Jack Abbot is the Pitt’s biggest flirt, and Samira knows better than to take it personally, six years into working here.

++

Pittsburgh spends roughly forty-eight hours under blizzard conditions, and there aren't enough on-call rooms to go around.

Notes:

AND THERE WAS ONLY ONE BED. title from "no complaints" by noah kahan which is such a jack and samira as individuals song for me.

(See the end of the work for more notes.)

Chapter 1: in love with being noticed

Chapter Text

By the time she parks her car, takes the shuttle from the overflow garage, gets inside, and makes it up to the administrative offices, all eighteen of PTMC’s on-call rooms have been claimed for the storm. Samira was a late addition to the staffing roster, likely added an hour or two after someone reminded Robby that as much as it’s illegal for the hospital to ask him to work while he’s on FMLA, it’s just as illegal to volunteer for work while on FMLA.

Regardless, Samira is pretty certain that Heather would have killed him for leaving her alone with their newborn son for two days. 

There are a few people she could text and beg for access to their offices, or might have been able to, hours ago.
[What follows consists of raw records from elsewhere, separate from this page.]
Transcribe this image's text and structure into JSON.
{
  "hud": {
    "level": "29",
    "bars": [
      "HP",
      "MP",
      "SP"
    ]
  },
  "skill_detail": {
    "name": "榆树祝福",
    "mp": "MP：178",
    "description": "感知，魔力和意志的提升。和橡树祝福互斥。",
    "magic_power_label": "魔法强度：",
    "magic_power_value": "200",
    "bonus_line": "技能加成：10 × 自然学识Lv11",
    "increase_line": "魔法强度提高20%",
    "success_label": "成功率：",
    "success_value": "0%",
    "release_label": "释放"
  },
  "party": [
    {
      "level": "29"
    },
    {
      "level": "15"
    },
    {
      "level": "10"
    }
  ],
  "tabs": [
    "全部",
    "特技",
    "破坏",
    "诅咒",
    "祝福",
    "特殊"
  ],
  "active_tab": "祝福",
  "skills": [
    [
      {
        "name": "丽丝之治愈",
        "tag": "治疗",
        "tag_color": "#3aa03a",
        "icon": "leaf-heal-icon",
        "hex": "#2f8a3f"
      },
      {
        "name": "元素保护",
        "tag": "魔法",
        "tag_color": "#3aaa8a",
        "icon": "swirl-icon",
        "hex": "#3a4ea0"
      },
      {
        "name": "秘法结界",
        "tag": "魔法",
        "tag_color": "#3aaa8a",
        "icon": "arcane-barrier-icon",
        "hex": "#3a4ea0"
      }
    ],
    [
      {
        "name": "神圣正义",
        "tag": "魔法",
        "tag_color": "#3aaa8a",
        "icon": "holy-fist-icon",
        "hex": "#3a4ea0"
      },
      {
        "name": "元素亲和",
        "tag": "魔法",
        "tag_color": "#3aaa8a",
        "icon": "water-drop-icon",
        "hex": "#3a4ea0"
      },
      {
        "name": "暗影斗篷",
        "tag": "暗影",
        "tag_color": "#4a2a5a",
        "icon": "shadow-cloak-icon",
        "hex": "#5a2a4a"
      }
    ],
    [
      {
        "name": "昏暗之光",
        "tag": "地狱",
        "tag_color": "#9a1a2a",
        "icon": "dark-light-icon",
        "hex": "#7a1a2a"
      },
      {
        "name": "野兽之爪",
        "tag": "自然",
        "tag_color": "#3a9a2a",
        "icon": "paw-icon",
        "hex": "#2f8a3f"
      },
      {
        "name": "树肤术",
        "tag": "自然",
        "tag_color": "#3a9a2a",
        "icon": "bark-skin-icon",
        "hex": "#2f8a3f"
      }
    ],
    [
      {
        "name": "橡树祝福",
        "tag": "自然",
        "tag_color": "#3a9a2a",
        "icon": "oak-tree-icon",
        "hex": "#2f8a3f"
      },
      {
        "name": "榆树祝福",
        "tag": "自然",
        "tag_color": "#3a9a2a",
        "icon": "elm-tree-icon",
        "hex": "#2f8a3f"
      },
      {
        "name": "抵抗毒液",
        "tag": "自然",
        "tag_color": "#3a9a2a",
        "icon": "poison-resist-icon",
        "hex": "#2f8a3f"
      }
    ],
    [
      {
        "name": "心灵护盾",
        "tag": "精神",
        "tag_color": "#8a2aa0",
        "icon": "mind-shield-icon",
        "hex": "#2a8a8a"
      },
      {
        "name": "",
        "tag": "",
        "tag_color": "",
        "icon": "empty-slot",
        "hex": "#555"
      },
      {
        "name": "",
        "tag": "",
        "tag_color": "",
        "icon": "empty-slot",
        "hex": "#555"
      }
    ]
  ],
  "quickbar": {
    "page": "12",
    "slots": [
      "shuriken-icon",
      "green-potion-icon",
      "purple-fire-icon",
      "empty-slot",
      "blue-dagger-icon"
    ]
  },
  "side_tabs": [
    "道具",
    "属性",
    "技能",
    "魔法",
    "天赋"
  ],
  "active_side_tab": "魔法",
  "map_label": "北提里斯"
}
But now those people are likely at home, their elective surgeries cancelled for the next few days as Pennsylvania sinks into a State of Emergency, and Pittsburgh into a blizzard warning. There’s no way for her to ask for a key, or for an air mattress. 

She’ll be bunking with the interns in the library, it’s looking like. 

And it’s fine. It’ll be fine. The hospital always gets their allotment of FEMA cots and wool blankets, and she has her airpods and white noise app. She’s slept in considerably worse conditions just to get through medical school and residency. 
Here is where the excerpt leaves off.